Pourquoi ce regard toujours ambivalent sur la vieillesse, objet tantôt de respect, tantôt de rejet? «C’est que la société (c’est-à-dire nous tous) n’est pas à une contradiction près. Elle vieillit, mais vénère une jeunesse qui lui ressemble de moins en moins. Elle nous enjoint à "nous accepter telles que nous sommes", mais aussi, à rentrer dans la norme, explique l’essayiste. Elle prie les femmes de ne pas tricher, de se montrer authentiques, mais elle survalorise celles qui savent rester minces, jolies et paraître jeunes.» Sur quel pied danser à partir de là? Si je succombe à cette «tricherie», on condamnera mon manque de solidarité à l’endroit des autres, ma superficialité, ma vanité, alléluia, et si je laisse les effets du temps se déployer sur mon corps, on me félicitera peut-être d’avoir su rester cute «quand même» (ouch).
Ou… On me dira subtilement de faire un effort... Le message est sournois, mais bel et bien présent quand, sur des sites de rencontre, beaucoup d’hommes ayant eux-mêmes dépassé la quarantaine cherchent des femmes de moins de 40 ans «bien conservées». Eux, le sont-ils tous, «bien conservés»? C’est d’ailleurs un sujet de discorde récurrent avec certains amis, des mecs hétéros qui – sans jamais oser défendre le disgracieux Yann Moix – reproduisent le même comportement; éternels adolescents incapables de s’imaginer aux côtés d’une femme de leur âge.

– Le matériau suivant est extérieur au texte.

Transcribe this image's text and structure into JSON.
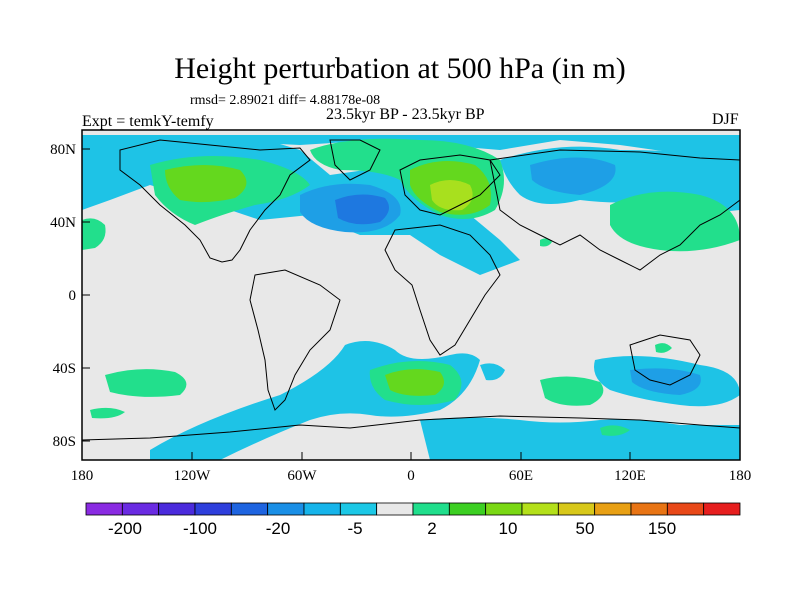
{
  "title": "Height perturbation at 500 hPa (in m)",
  "stats": "rmsd= 2.89021 diff= 4.88178e-08",
  "experiment": "Expt = temkY-temfy",
  "period": "23.5kyr BP - 23.5kyr BP",
  "season": "DJF",
  "axes": {
    "lat_labels": [
      "80N",
      "40N",
      "0",
      "40S",
      "80S"
    ],
    "lon_labels": [
      "180",
      "120W",
      "60W",
      "0",
      "60E",
      "120E",
      "180"
    ]
  },
  "colorbar": {
    "labels": [
      "-200",
      "-100",
      "-20",
      "-5",
      "2",
      "10",
      "50",
      "150"
    ],
    "colors": [
      "#8a2be2",
      "#6a2be2",
      "#4b2bdc",
      "#2e3fdc",
      "#1e64e0",
      "#1a8fe6",
      "#16b4ea",
      "#1cc8e6",
      "#e8e8e8",
      "#20de8c",
      "#3ccf22",
      "#7ad814",
      "#b4e01a",
      "#d8c81a",
      "#e8a014",
      "#e87414",
      "#e84818",
      "#e61e1e"
    ]
  },
  "colors": {
    "background": "#e8e8e8",
    "neg_weak": "#1ec3e6",
    "neg_mid": "#1e9fe6",
    "neg_strong": "#1e78e0",
    "pos_weak": "#22df8c",
    "pos_mid": "#64d81e",
    "pos_strong": "#a8e01e",
    "coast": "#000000"
  }
}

Je me demande parfois si ces considérations sont «juste» d’immatures caprices esthétiques, ou s’ils tolèrent mal l’idée qu’une femme de leur âge puisse leur tenir tête… Les deux options me sidèrent.
La plus grande ironie de l’affaire, c’est que pour certaines femmes, c’est après 50 ans que l’extase survient; une fois les enfants élevés, les preuves professionnelles faites, la galère terminée, l’expérience assumée, la confiance en soi suffisante pour cesser en partie ou totalement de douter, de se comparer, de souffrir d’imposture. L’extase de vivre, je veux dire. Et sexuelle aussi, m’informent quelques sources bienveillantes. Une collègue journaliste de 54 ans m’avouait se sentir enfin respectée: «On ne me voit plus, donc on ne se méfie plus de moi», m’avouait-elle dans un éclat de rire. Méfiance? Ce mot a piqué ma curiosité. «Oui. Ça a commencé après la naissance des enfants, on a commencé à accorder de l’importance à ce que j’avais à dire, à se fier à mon intuition, à écouter mon avis… Quand j’ai pris du poids à la ménopause, c’était encore plus vrai. J’imagine qu’on ne craignait plus que je prenne la lumière à la place de qui que ce soit. Je brillais moins, j’aveuglais moins. C’est toujours moins confrontant pour les autres, je ne suis plus une menace pour les femmes, ni pour les hommes!»
Et il faudrait se réjouir de ce prix de consolation? «Il y a un prix à la liberté de parole des femmes. À leur existence même. Encore aujourd’hui. En 2021», m’assure-t-elle. Sois belle et tais-toi ou parle et disparais. Naître femme, vieillir femme, ressemble souvent à une malédiction.